To allow an even distribution of functional forces to the bone without overloading the implant/bone interface, the length of the cantilever should not exceed 15 mm in the mandible3 and 10 mm in the maxilla11. Cantilever length must be less than 10 mm in the maxilla due to the poor bone quality in this region. The inclusion of cantilevers in fixed prosthodontics is considered an important risk factor. In the present study, when comparing bone loss in relation to the length of the cantilever (G1: cantilever ≤ 15mm and G2: cantilever > 15mm), there was no statistical difference between groups. The literature reports the benefit of more posterior support, which minimizes mechanical stress on the prosthesis in an ‘all-on-four' situation16-18. In this study there was a statistically significant difference between the groups with and without cantilevers, with greater bone loss around implants with cantilevers. Bone loss was reported in two others studies in which radiographic bone level
changes around implant supporting prostheses with cantilever extensions were compared to implantsupported FPDs without cantilever extensions (IFDPs). The radiographic bone level showed slightly greater bone loss around implants close to the cantilever extensions. However, no statistically significant difference was found, with a summary estimate of difference in bone loss per year of 0.033 (95% CI: 0.02-0.087; p>0.05)19,20.
Romeo et al.21 reported that after an average of three years, the amount of bone loss in the most distal implant, adjacent to the cantilever, was totally correlated with the cantilever extension.
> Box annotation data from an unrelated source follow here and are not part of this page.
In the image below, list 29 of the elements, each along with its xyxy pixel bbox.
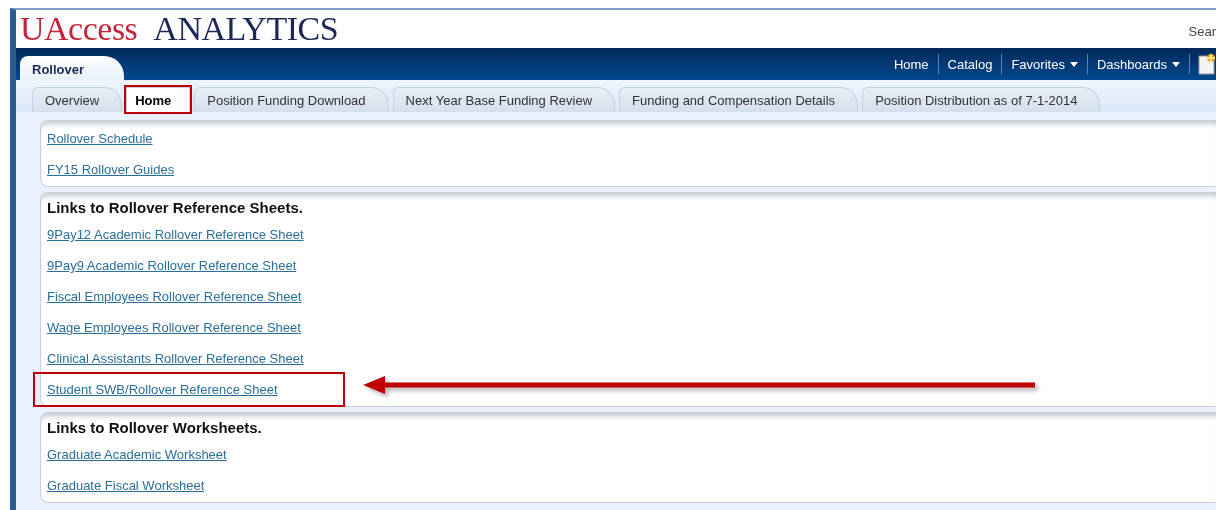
search-label[interactable]: Sear <box>1188 23 1216 39</box>
nav-menu[interactable]: Dashboards <box>1087 56 1189 72</box>
new-document-icon[interactable] <box>1198 53 1216 75</box>
section-heading: Links to Rollover Reference Sheets. <box>46 198 304 218</box>
tab[interactable]: Home <box>126 87 191 112</box>
report-link[interactable]: 9Pay12 Academic Rollover Reference Sheet <box>47 227 304 242</box>
report-link[interactable]: FY15 Rollover Guides <box>47 162 175 177</box>
tab[interactable]: Next Year Base Funding Review <box>392 87 616 112</box>
report-link[interactable]: Fiscal Employees Rollover Reference Sheet <box>47 289 302 304</box>
logo-brand: UAccess <box>20 10 138 48</box>
tab[interactable]: Funding and Compensation Details <box>619 87 859 112</box>
logo-product: ANALYTICS <box>153 10 339 48</box>
report-link[interactable]: Clinical Assistants Rollover Reference Sheet <box>47 351 304 366</box>
tab[interactable]: Position Funding Download <box>194 87 389 112</box>
nav-link[interactable]: Catalog <box>938 56 1002 72</box>
report-link[interactable]: Graduate Academic Worksheet <box>47 447 227 462</box>
report-link[interactable]: 9Pay9 Academic Rollover Reference Sheet <box>47 258 297 273</box>
nav-menu[interactable]: Favorites <box>1002 56 1087 72</box>
section-heading: Links to Rollover Worksheets. <box>46 418 263 438</box>
report-link[interactable]: Student SWB/Rollover Reference Sheet <box>47 382 278 397</box>
report-link[interactable]: Rollover Schedule <box>47 131 153 146</box>
tab[interactable]: Position Distribution as of 7-1-2014 <box>862 87 1101 112</box>
dashboard-tab[interactable]: Rollover <box>20 56 124 80</box>
report-link[interactable]: Graduate Fiscal Worksheet <box>47 478 205 493</box>
tab[interactable]: Overview <box>32 87 123 112</box>
nav-link[interactable]: Home <box>884 56 938 72</box>
caret-icon <box>1172 61 1180 67</box>
report-link[interactable]: Wage Employees Rollover Reference Sheet <box>47 320 301 335</box>
caret-icon <box>1069 61 1078 67</box>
In a clinical follow-up study conducted by Ekelund et al.9 with over 15 years of observations, patients rehabilitated with implant supported fixed dentures had a success rate exceeding 90% in relation to bone loss. This study revealed a similar success rate of 93%, suggesting that removable prosthesis, fixed prosthesis and natural teeth as cantilever antagonists did not influence bone loss. Romeo et al.21 also reported no significant difference in peri-implant bone resorption among different types of antagonists. On the contrary, the frequency of prosthetic complication was significantly higher for the prostheses with cantilever extensions opposite implant-supported restorations (58.3% VS. 38.3%). More evidence is needed to confirm these results. Pjetursson et al. (2004)22 in a systematic review, found a survival rate of 95% (95% CI 92.2 to 96.8) after 5 years on implant-supported prostheses with cantilevers. Other authors21-25 found that periimplant bone loss is more pronounced in the maxilla than the mandible.
The most frequent technical complications in implant supported prostheses with cantilevers included veneer fractures, followed by screw loosening and loss of retention22. No detrimental effects on bone levels were observed around implants close to the cantilever extensions. However, there is as yet little evidence of the effects of various prosthetic designs (e.g. distal or mesial cantilever extension), number of implants and occlusal concepts on the incidence of complications in a complete implant supported denture.
The null hypothesis was partially confirmed. According to the methodology used and the limitations of this study, it was concluded that implant supported fixed dentures with a cantilever extension show greater bone loss than those without cantilevers, but the lengths of the cantilevers (shorter than 15 mm and longer than 15 mm) revealed no significant difference. The opposing antagonist arch had no direct influence on bone loss.